Making Starr Testify Is Calculated Risk

Democrats seek to make the prosecutor the issue in impeachment hearings.

He's being investigated by a federal judge for leaking grand-jury secrets.

He may have overreached his authority by wiring Linda Tripp - and taping her conversations with Monica Lewinsky - before getting approval to expand his investigation of President Clinton into the Lewinsky affair.

He is seen as politically motivated, consorting with Clinton enemies and filing an impeachment report that's more an advocacy document than a cool presentation of fact.

These and other accusations against Kenneth Starr are expected to get a full airing, now that House Democrats have made clear their intention to make an issue of the tenacious independent counsel during impeachment hearings on Mr. Clinton.

Indeed, when hearings begin after the November election, Mr. Starr may find the roles reversed and himself on the witness stand. Democrats on the House Judiciary Committee want to question him about his motives and methods, believing they will weaken the case against the president.

But even if that strategy were to reveal questionable actions by Starr, the Democrats' tactic is nonetheless a risky one, say observers. It could be perceived as a diversionary tactic to shift the spotlight from the real issue - the behavior of the chief executive. What matters now, they say, is not Starr but his findings.

"Unless [Congress] is ready to impeach Starr, whether he's done a bad job or a good job is not the deciding factor," says Abner Mikva, a former White House counsel for the Clinton administration and a Starr admirer-turned-critic.

Another danger for Democrats is the probability that Starr will shine as a witness, having honed his oratory skill arguing Supreme Court cases as solicitor general under President Bush.

"Remember what happened to Ollie North," cautions Lawrence Walsh, the independent counsel who investigated the Iran-contra scandal of the Reagan administration. A hostile witness, Mr. North managed to use the witness stand as a soap box, passionately articulating the administration's views on "freedom fighters" in Nicaragua and becoming, to some, a national hero.

Still, it's not only House Democrats who are scrutinizing Starr's performance during his four-year tenure as special prosecutor. US District Judge Norma Holloway Johnson has appointed an investigator to look into possible leaking of grand-jury testimony by the independent counsel. If the leaking is proved, Starr could be held in contempt of court and fined or disbarred.

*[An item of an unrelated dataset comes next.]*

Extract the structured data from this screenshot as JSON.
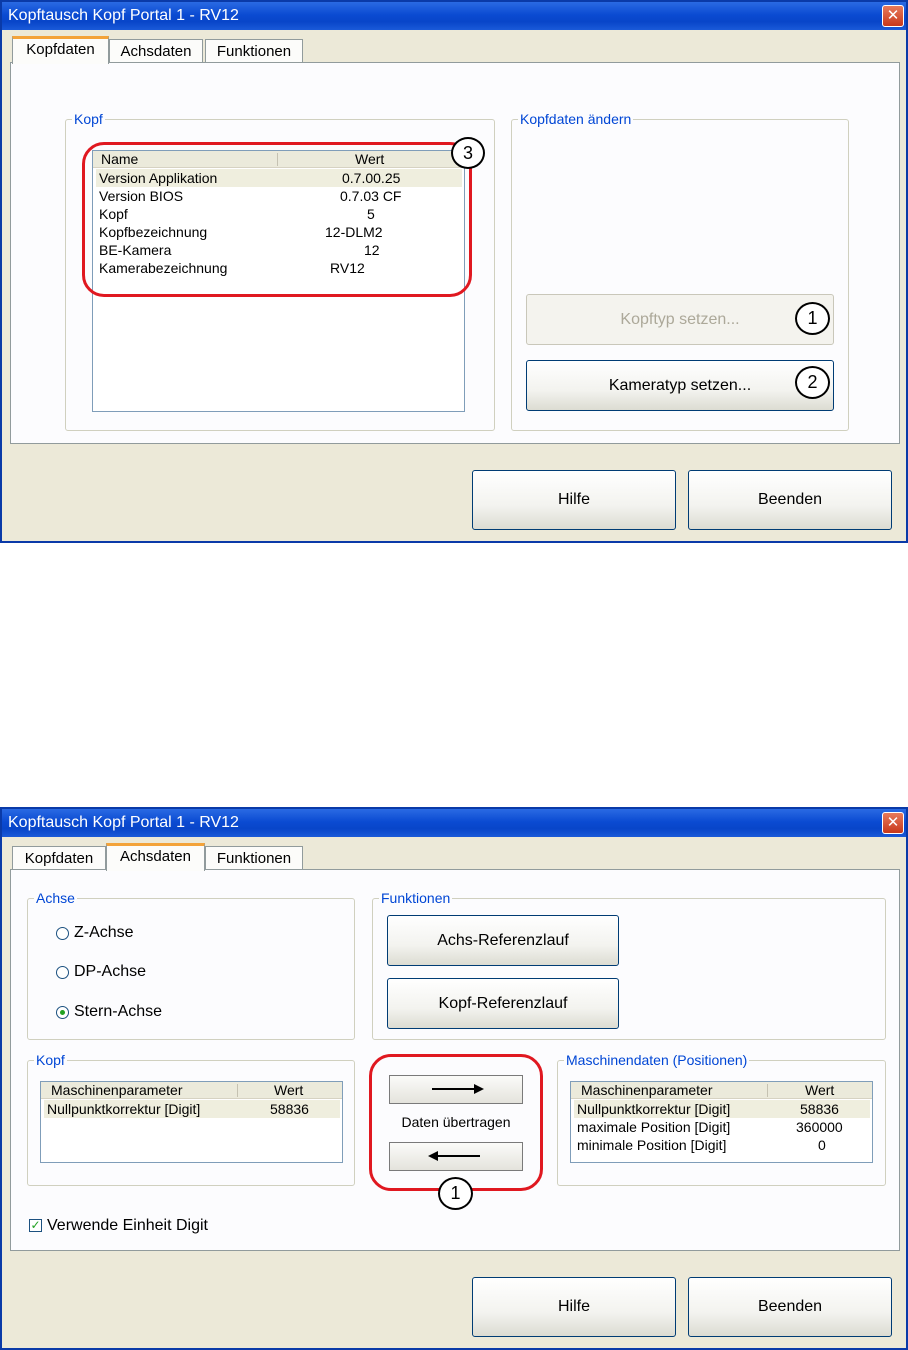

Meanwhile, US Attorney General Janet Reno is investigating whether Starr misled the Justice Department in his request to expand the Whitewater probe to include Ms. Lewinsky, as claimed by Clinton lawyer David Kendall.

A host of other concerns add up to poor judgment, at the least, critics say. At worst, they may violate Justice Department guidelines and overstep the authority of the independent-counsel statute. Among these are the circumstances of the FBI's detention of Lewinsky, who was discouraged from calling her lawyer, and Starr's decision to call Lewinsky's mother to testify before his grand jury.

As for Starr's pursuit of the Lewinsky matter in the first place, his critics say his motives are suspect. Hillary Rodham Clinton, for one, has characterized Starr as "a politically motivated prosecutor who is allied with the right-wing opponents of my husband."

To some degree, Starr's association with the anti-Clinton camp makes him a magnet for criticism. While on the Clinton case, for example, he appeared with Pat Robertson, a vigorous detractor of the president, for an anniversary of the founding of Mr. Robertson's law school. He accepted, and then declined, a position at Pepperdine University School of Law, whose benefactor is Richard Mellon Scaife, a staunch Clinton foe.

Those who see a politically motivated Starr investigation were boosted by a recent New York Times report that the first tip about a Clinton-Lewinsky liaison came from a Philadelphia lawyer with ties to the Paula Jones case. Like other lawyers connected with the Jones suit, he belongs to the conservative Federalist Society.

STARR'S supporters say his only problem is a political tin ear. His sole intent, they say, is to get at the truth. Starr once said "loss of respect for the truth" is the biggest problem facing lawyers today. Supporters point to his deeply religious nature and his concern for the office of the presidency.

Indeed, this preacher's son has had a distinguished career, working as a federal judge, in the Reagan Justice Department, in the Bush administration, and as a corporate lawyer. Even so, until Whitewater, Starr had never prosecuted a single case.

The independent counsel has his defenders in Congress, but his approval ratings with the public are low - between 23 and 34 percent.

The Starr investigation is "probably more catastrophic for the criminal-justice system than any single person's efforts, ever," says former White House counsel Mikva. That's tough talk from a man who had assured the Clintons that the former federal appeals court judge was a fine choice as independent counsel.